Hay un tiempo de
cantar y un tiempo de llorar, un tiempo de danzas y un tiempo de duelo (5,15). Queremos
olvidar el tiempo del llanto o alejar el dolor inminente. Pero el duelo acude
inexorablemente a su cita con el mortal. Tiempo de duelo para Israel por la
ciudad amada, por la ciudad materna, Jerusalén (Sal 35, 14); por el templo, bello
como novia y como esposa (Ez 24,21). Es el reverso total del Cántico, el llanto
por la belleza desfigurada (4,7).
Llora el poeta
porque ha pasado la locura humana, la furia destructora de la bestia (5,11-12).
Detrás de cada escena dolorosa e incomprensible acecha la bestia (3,10) Y salta
contra nuestra despreocupación, nos descubre el horror profundo y ancestral de
ser humano (4,10). Ha pasado el poder de la Muerte, con su espada insaciable
(1,20).
¿Quién desata el
poder de la Muerte? ¿No es la sangre, que llama a la sangre? (4,13; cfr. Gn
9,6). Ha pasado la ira divina desencadenando a los hombres. O ¿ha sido «sin
ímpetu de manos humanas»? (4,6). Una cólera que es látigo y es fuego (1,12; 2,4;
3,1); una acción que nos sobrecoge (3,47), nos hace pensar (3,40) y nos
desborda (2,20).
Pero no sólo es
tiempo de llorar, sino también de decir y meditar.
Porque pasando por
el camino (1,12) tenemos prisa y miedo, el poeta reitera sus versos,
arrojándonos una invitación violenta al duelo. Porque además hay que
contrarrestar a otros que pasan por el camino para desahogar el afán de
venganza y cebar el rencor (2,15).
Cuando todavía no
sufrimos nosotros, quizá la compasión nos pueda salvar, quizá ella domestique
nuestra bestia agazapada y haga madurar nuestra humanidad, que sólo es tal si
es compartida.
También Jesús se
detuvo en el camino para llorar por Jerusalén, y cuando algunas mujeres
lloraban por él las invitó a llorar por los que iban a sufrir. La liturgia
cristiana lee estos textos durante la Semana Santa, invitando al duelo por el
sufrimiento del Inocente que padece por los demás. ¡Dichosos los que lloran,
porque serán consolados!
¿Es también tiempo
de queja? Por el dolor de los inocentes (2,12) ¿Queja de quién? ¿Del enemigo
que se excede o de Dios que lo dispone o permite? (3,37). El poeta de la
tercera elegía reprime la queja para ahondar en la reflexión (3,39).
y así, el poeta,
reprimiendo un amago de queja, pasa del llanto a la penitencia (3,40). El
abismo del dolor llama al abismo del pecado con voz de elegía, y el abismo del
pecado confesado llama al abismo de la misericordia (3,21-22). En estos cantos
de dolor alienta la esperanza, brilla un rescoldo viejo, que el poeta invoca
mesurado (5,21).
Es verdad que el
horizonte se nos cierra en estas elegías. Varias veces el poeta concluye pidiendo
venganza de sus enemigos: 1,21; 3,66; 4,21. Nos parece escuchar en tales
palabras el placer de la venganza (2,15) Si es así, tememos que se abra la
espiral del odio. Y no basta decir que el enemigo se excedió, que su función de
verdugos no justificaba su crueldad, que la venganza es la justicia vindicativa
de Dios. Esto es verdad, pero es "renovar el pasado", no salir de él.

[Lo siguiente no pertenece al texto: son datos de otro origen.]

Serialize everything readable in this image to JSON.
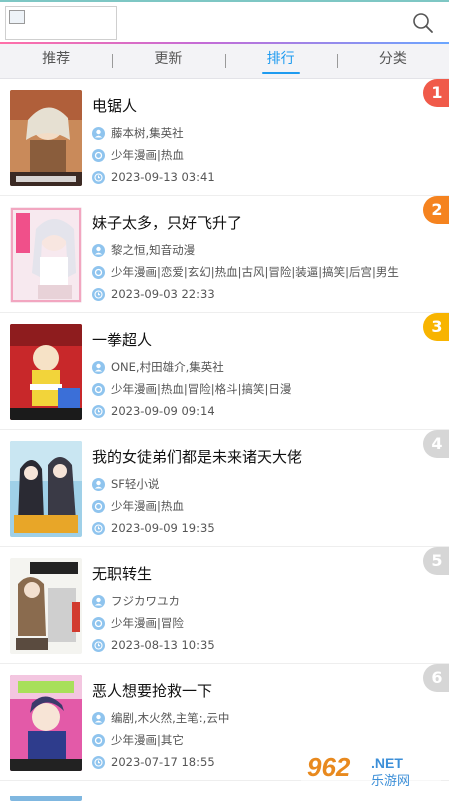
{
  "tabs": [
    {
      "label": "推荐",
      "active": false
    },
    {
      "label": "更新",
      "active": false
    },
    {
      "label": "排行",
      "active": true
    },
    {
      "label": "分类",
      "active": false
    }
  ],
  "accent_color": "#1e9bf0",
  "items": [
    {
      "rank": "1",
      "rank_color": "#f05a4a",
      "title": "电锯人",
      "author": "藤本树,集英社",
      "tags": "少年漫画|热血",
      "time": "2023-09-13 03:41"
    },
    {
      "rank": "2",
      "rank_color": "#f5831f",
      "title": "妹子太多，只好飞升了",
      "author": "黎之恒,知音动漫",
      "tags": "少年漫画|恋爱|玄幻|热血|古风|冒险|装逼|搞笑|后宫|男生",
      "time": "2023-09-03 22:33"
    },
    {
      "rank": "3",
      "rank_color": "#f8b400",
      "title": "一拳超人",
      "author": "ONE,村田雄介,集英社",
      "tags": "少年漫画|热血|冒险|格斗|搞笑|日漫",
      "time": "2023-09-09 09:14"
    },
    {
      "rank": "4",
      "rank_color": "#d6d6d6",
      "title": "我的女徒弟们都是未来诸天大佬",
      "author": "SF轻小说",
      "tags": "少年漫画|热血",
      "time": "2023-09-09 19:35"
    },
    {
      "rank": "5",
      "rank_color": "#d6d6d6",
      "title": "无职转生",
      "author": "フジカワユカ",
      "tags": "少年漫画|冒险",
      "time": "2023-08-13 10:35"
    },
    {
      "rank": "6",
      "rank_color": "#d6d6d6",
      "title": "恶人想要抢救一下",
      "author": "编剧,木火然,主笔:,云中",
      "tags": "少年漫画|其它",
      "time": "2023-07-17 18:55"
    }
  ],
  "watermark": {
    "text": "962",
    "suffix": ".NET",
    "sub": "乐游网"
  }
}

Es lo mismo que pedía Jeremías (15,15; 17,18; 18,21-23; 20,11). Ni siquiera
basta decir que el hombre no se toma la venganza, sino que se la encomienda a
Dios -lo cual no es falso-. La novedad comenzará cuando el inocente pida al
Padre perdón para sus enemigos, "porque no saben lo que hacen».
Las Lamentaciones, por
la grandeza del dolor (2,13) Y por la intensidad de su expresión, nos conducen
hasta ese límite de nuestra experiencia humana en que nos sentimos pequeños
frente a la grandeza del sufrimiento, lo inmenso de la crueldad humana y la
amenaza del odio en nosotros. Desde lo hondo del llanto levantamos ojos y corazón
(3,41), buscando aigo más grande que el dolor y el odio: 5,19; 3,23; 3,32.